The Transparency of Automatic Web Accessibility Evaluation Tools: Design Criteria, State of the Art, and User Perception

Marco Manca, Vanessa Palumbo, Fabio Paternò, Carmen Santoro · 2023 · ACM Transactions on Accessible Computing · doi:10.1145/3556979

Summary

This paper investigates a critical but often overlooked problem in web accessibility practice: the lack of transparency in automated accessibility evaluation tools. While these tools are widely used to identify WCAG violations, users frequently struggle to understand why different tools produce divergent results, what techniques each tool actually checks, and how to interpret the findings. The authors argue that transparency—clearly communicating inputs, capabilities, limitations, and outputs—is essential for tools to be trusted and used effectively.

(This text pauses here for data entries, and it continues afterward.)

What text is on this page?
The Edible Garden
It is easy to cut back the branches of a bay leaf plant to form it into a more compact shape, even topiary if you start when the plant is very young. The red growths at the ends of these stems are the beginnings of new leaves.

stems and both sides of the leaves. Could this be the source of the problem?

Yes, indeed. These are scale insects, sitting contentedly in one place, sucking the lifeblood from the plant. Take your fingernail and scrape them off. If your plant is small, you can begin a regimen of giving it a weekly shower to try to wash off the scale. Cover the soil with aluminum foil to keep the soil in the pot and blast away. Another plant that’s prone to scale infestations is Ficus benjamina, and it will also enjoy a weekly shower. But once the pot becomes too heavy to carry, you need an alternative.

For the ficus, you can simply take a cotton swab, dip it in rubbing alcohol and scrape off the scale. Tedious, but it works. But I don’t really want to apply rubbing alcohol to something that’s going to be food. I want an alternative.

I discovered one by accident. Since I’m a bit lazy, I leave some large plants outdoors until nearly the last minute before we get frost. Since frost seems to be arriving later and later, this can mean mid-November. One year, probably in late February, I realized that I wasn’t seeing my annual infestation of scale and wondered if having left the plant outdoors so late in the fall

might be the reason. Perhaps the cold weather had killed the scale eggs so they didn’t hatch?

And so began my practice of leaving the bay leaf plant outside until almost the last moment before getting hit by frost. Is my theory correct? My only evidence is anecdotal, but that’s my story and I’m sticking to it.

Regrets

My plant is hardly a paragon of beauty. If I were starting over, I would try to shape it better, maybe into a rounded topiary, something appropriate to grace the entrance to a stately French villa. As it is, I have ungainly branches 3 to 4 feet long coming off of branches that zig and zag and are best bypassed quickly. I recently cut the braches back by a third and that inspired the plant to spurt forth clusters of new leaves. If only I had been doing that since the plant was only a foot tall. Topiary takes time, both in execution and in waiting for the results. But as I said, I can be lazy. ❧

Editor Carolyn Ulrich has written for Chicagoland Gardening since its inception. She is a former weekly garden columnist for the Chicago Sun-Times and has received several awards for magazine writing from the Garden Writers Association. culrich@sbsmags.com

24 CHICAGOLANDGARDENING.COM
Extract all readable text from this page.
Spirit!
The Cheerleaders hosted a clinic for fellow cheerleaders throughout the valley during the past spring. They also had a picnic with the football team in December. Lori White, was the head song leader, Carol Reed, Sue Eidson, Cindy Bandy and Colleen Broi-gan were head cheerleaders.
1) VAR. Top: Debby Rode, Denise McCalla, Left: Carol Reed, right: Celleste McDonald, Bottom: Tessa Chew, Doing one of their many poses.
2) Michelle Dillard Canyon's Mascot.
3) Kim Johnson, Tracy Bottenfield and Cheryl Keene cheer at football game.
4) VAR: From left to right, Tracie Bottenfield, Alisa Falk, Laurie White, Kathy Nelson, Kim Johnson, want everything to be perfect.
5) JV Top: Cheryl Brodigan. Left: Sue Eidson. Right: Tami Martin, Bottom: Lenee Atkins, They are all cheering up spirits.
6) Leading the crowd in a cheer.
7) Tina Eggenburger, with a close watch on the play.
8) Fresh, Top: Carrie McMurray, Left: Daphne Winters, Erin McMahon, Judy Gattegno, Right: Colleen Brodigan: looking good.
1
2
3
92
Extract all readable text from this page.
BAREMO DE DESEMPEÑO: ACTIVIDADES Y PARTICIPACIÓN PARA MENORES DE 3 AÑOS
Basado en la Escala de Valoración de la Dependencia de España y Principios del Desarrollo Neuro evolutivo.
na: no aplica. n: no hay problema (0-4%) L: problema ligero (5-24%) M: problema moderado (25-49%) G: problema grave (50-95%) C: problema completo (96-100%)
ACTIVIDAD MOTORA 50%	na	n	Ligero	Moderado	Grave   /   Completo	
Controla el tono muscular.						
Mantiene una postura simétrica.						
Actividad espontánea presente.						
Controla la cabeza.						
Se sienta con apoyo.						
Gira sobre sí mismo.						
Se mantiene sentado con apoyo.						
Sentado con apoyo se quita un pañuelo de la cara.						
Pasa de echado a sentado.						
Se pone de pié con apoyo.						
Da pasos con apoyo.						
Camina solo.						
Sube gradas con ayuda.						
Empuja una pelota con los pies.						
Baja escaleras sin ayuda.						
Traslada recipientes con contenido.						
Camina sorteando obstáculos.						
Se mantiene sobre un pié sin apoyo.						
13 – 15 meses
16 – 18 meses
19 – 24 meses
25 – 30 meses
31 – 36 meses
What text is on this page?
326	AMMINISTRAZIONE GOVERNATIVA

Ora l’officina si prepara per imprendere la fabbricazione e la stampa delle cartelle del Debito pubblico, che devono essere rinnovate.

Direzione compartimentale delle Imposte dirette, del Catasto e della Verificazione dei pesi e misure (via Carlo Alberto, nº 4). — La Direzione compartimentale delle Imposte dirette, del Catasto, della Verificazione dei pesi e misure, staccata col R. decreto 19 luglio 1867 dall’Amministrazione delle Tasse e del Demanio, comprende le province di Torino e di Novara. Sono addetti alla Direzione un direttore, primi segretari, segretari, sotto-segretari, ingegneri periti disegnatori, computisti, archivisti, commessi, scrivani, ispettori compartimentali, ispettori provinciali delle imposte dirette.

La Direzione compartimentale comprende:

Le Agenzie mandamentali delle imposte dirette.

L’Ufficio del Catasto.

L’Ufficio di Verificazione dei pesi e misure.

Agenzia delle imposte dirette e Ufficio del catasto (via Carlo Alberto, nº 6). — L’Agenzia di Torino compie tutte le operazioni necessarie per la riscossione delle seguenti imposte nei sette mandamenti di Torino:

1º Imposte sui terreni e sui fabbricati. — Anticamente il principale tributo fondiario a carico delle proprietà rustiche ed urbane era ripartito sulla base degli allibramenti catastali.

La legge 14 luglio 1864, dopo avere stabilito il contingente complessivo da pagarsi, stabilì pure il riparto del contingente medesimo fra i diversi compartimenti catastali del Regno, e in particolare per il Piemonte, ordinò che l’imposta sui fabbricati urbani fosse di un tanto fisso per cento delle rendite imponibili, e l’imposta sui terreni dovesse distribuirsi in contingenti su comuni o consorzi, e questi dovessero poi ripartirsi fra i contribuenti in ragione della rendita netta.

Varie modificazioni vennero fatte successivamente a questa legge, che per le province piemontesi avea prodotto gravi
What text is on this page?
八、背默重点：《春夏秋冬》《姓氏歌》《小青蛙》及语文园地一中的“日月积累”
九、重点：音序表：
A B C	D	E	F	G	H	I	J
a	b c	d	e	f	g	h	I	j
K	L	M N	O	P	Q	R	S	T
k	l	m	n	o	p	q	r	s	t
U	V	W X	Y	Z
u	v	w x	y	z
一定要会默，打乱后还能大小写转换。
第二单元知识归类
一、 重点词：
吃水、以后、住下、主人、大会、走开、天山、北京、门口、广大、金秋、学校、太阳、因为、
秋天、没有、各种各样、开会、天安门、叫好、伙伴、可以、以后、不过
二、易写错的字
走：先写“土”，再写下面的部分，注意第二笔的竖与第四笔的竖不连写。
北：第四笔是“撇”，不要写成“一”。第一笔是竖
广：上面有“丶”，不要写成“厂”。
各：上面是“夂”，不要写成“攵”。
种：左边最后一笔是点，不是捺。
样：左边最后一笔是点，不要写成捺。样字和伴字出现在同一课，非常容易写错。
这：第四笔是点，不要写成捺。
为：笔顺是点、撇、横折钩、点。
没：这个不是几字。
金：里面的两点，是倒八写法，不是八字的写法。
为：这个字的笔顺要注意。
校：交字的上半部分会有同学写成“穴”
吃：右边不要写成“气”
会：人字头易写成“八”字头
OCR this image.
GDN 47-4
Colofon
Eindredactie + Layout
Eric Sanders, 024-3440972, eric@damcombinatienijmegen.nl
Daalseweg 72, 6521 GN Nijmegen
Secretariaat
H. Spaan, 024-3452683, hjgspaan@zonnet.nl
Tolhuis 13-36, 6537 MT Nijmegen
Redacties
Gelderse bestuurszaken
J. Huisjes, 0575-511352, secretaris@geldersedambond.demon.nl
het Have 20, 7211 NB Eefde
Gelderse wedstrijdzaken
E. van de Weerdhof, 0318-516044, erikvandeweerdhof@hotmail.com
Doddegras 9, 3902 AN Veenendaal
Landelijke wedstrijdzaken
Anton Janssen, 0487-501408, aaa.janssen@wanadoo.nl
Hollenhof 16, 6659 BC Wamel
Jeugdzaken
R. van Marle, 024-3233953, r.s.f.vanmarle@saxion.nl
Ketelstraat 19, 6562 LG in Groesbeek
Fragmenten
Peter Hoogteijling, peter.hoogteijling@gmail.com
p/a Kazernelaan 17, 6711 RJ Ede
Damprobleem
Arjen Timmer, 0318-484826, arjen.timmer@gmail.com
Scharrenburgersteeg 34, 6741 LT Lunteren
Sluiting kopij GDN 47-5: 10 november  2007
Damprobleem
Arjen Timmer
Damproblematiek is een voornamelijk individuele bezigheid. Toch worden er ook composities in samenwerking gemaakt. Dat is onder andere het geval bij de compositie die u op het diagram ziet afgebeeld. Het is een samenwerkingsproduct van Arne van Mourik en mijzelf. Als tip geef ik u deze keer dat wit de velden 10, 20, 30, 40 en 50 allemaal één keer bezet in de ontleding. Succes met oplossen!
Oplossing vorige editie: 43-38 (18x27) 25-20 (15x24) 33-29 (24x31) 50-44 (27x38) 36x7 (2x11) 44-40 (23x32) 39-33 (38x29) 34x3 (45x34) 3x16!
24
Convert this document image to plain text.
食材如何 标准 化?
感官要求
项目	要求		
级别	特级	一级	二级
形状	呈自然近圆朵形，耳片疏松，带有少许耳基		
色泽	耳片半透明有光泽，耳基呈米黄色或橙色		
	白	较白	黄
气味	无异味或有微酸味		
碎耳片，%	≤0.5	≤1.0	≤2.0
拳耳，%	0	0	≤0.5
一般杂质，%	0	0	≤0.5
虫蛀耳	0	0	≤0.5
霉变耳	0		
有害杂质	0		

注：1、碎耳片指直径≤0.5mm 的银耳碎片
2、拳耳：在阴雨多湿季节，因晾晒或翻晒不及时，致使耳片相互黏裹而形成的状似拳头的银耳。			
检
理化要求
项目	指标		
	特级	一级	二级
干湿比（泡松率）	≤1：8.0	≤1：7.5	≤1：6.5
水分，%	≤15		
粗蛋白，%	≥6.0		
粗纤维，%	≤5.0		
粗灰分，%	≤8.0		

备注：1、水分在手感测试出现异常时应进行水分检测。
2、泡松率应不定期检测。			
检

The research develops five transparency design criteria: C1 (what standards, success criteria, and techniques are supported), C2 (how accessibility issues are categorized using EARL terminology like passed/failed/cannot tell), C3 (how validation results are presented at different granularity levels), C4 (whether practical guidance for fixing problems is provided), and C5 (whether the tool discloses its limitations, such as inability to test dynamic content). These criteria were derived from prior research, collaboration with national accessibility agencies, and direct observation of accessibility practitioners. The authors analyzed 11 free, license-free tools from the W3C Web Accessibility Evaluation Tools list against these criteria. Tools examined include WAVE, MAUVE++, QualWeb, Lighthouse, IBM Equal Access Accessibility Checker, and others. The analysis revealed significant gaps: only 5 of 11 tools explicitly list which techniques they implement, few clearly communicate their limitations, and dynamic content support (crucial for modern SPAs) is rarely documented.

Key findings

A survey of 138 accessibility professionals (36% accessibility experts, 25% web developers, 11% web commissioners) found strong support for all transparency criteria. On a 5-point scale, users rated "suggestions to solve errors" highest (M=4.67), followed by "standards/techniques supported" (M=4.62), and "tool limitations information" lowest but still high (M=4.22). Notably, 64% of respondents reported having experienced difficulty understanding results from automated tools—citing mismatches between tool output and actual page state, divergent results across tools, unclear error messages, and lack of remediation guidance. Frequency of tool use significantly affected preferences: frequent users valued detailed technical information and explicit limitation disclosure more than infrequent users, who preferred summary accessibility scores. The most commonly used tools were MAUVE++ (16%), WAVE (14%), SiteImprove (11%), and Lighthouse (6%). A user test with 18 participants (accessibility experts, web developers, web commissioners) evaluated MAUVE++, QualWeb, and Lighthouse against the transparency criteria. None achieved full transparency. Transparency ratings (1-5 scale) were: MAUVE++ (mean 3.88, median 4), QualWeb (mean 4, median 3), Lighthouse (mean 2.44, median 2). Key gaps included: Lighthouse does not explicitly reference WCAG guidelines; most users could not correctly distinguish between errors and warnings; half of participants could not find information about tool limitations. Users appreciated MAUVE++'s multiple views (developer vs. end-user) and QualWeb's filtering capabilities, but criticized Lighthouse's lack of explicit standards references.

Relevance

This research provides a practical framework for both evaluating and designing accessibility tools. Organizations selecting tools should assess them against the five transparency criteria—not just coverage statistics—to ensure the tool will be interpretable by their team. The finding that frequent users need detailed technical information while occasional users prefer summaries suggests tools should support multiple presentation modes. For tool developers, the paper identifies specific improvements: explicitly list supported techniques (not just guidelines), clearly distinguish errors from warnings, disclose limitations around dynamic content and JavaScript frameworks, provide contextual remediation guidance beyond links to W3C documentation, and communicate how accessibility scores are calculated. The research highlights a broader issue: even accessibility experts struggle to interpret automated tool results. This has implications for organizational accessibility programs—tool outputs cannot be treated as definitive, and manual testing remains essential. The parallel drawn to AI explainability is apt: as tools become more complex, transparency about their decision-making becomes more critical. The criteria proposed here could inform procurement requirements, tool certifications, or future W3C guidance on evaluation tool design.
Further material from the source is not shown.